Once again, the "Fat Protocol Thesis" gradually intersects with the "App Chain Thesis" in the case of Osmosis; but more validation is needed to kickstart the entire price surge, as follows:

  • The positive feedback loop still lacks: The Osmosis community is strong and strategically aligned with the entire Cosmos ecosystem, attracting teams to deploy applications on the app chain; but investors seem to have yet to inject funds into the ecosystem.

  • Value accumulation is again unaffected by fee competition: Osmosis has implemented a 10 bps protocol market maker fee and profits based on spot trading volume; while also increasing value by providing security and shared data layers.

  • The caveat here is that the protocol market maker fees may erode the unit economics for traders and arbitrageurs; this could impact spot trading volume in the long term unless Osmosis manages to build a sustainable barrier around protocol liquidity.

  • Liquidity fragmentation and composability issues are being addressed; native assets on the chain can be used in other DeFi primitives on the chain.

Conclusion

When $INJ rebounded earlier this year, I thought it was a one-time event, as the market was effectively re-evaluating the token, applying the trading multiples of perpetual futures exchanges to the protocol layer; and the token price would stop advancing after the price adjustment was completed.

It turned out to be one of my biggest mistakes this year.
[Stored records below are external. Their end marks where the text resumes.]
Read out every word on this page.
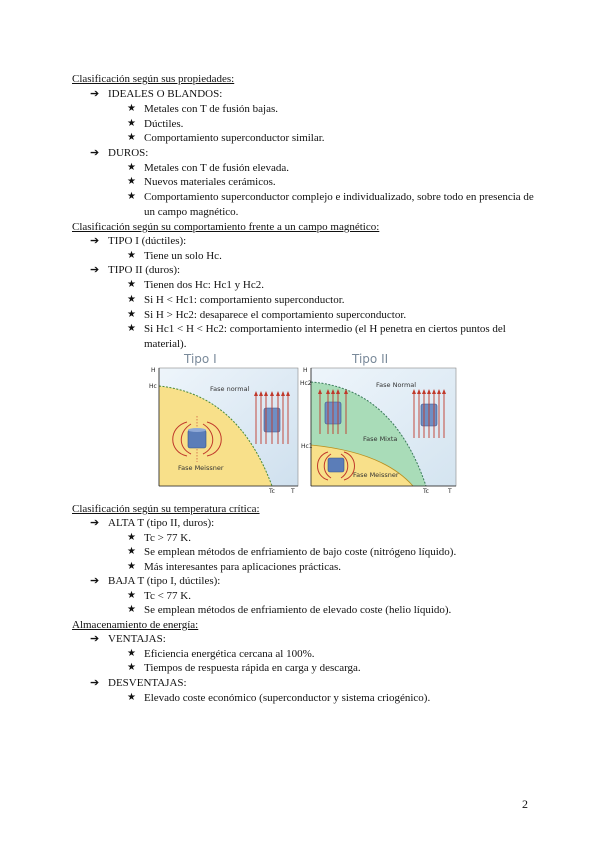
Clasificación según sus propiedades:
➔ IDEALES O BLANDOS:
★ Metales con T de fusión bajas.
★ Dúctiles.
★ Comportamiento superconductor similar.
➔ DUROS:
★ Metales con T de fusión elevada.
★ Nuevos materiales cerámicos.
★ Comportamiento superconductor complejo e individualizado, sobre todo en presencia de un campo magnético.
Clasificación según su comportamiento frente a un campo magnético:
➔ TIPO I (dúctiles):
★ Tiene un solo Hc.
➔ TIPO II (duros):
★ Tienen dos Hc: Hc1 y Hc2.
★ Si H < Hc1: comportamiento superconductor.
★ Si H > Hc2: desaparece el comportamiento superconductor.
★ Si Hc1 < H < Hc2: comportamiento intermedio (el H penetra en ciertos puntos del material).
Tipo I
H
Hc
Tc	T
Fase normal
Fase Meissner
Tipo II
H
Hc2
Hc1
Tc	T
Fase Normal
Fase Mixta
Fase Meissner
Clasificación según su temperatura crítica:
➔ ALTA T (tipo II, duros):
★ Tc > 77 K.
★ Se emplean métodos de enfriamiento de bajo coste (nitrógeno líquido).
★ Más interesantes para aplicaciones prácticas.
➔ BAJA T (tipo I, dúctiles):
★ Tc < 77 K.
★ Se emplean métodos de enfriamiento de elevado coste (helio líquido).
Almacenamiento de energía:
➔ VENTAJAS:
★ Eficiencia energética cercana al 100%.
★ Tiempos de respuesta rápida en carga y descarga.
➔ DESVENTAJAS:
★ Elevado coste económico (superconductor y sistema criogénico).
2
When I reflect on the underlying logic; combining the "Fat Protocol" and "App Chain" has actually created the most detestable rebound, as it addresses the legacy issues of both sides; and speculative value was injected into the system along with capital from institutional investors to kickstart the flywheel.

I believe more app chains will adopt this approach in the coming months; as most of them are seeking to diversify product offerings and retain value within the system, rather than competing with each other at the application level. The "Fat App Chain Thesis" may create more miracles in the public market.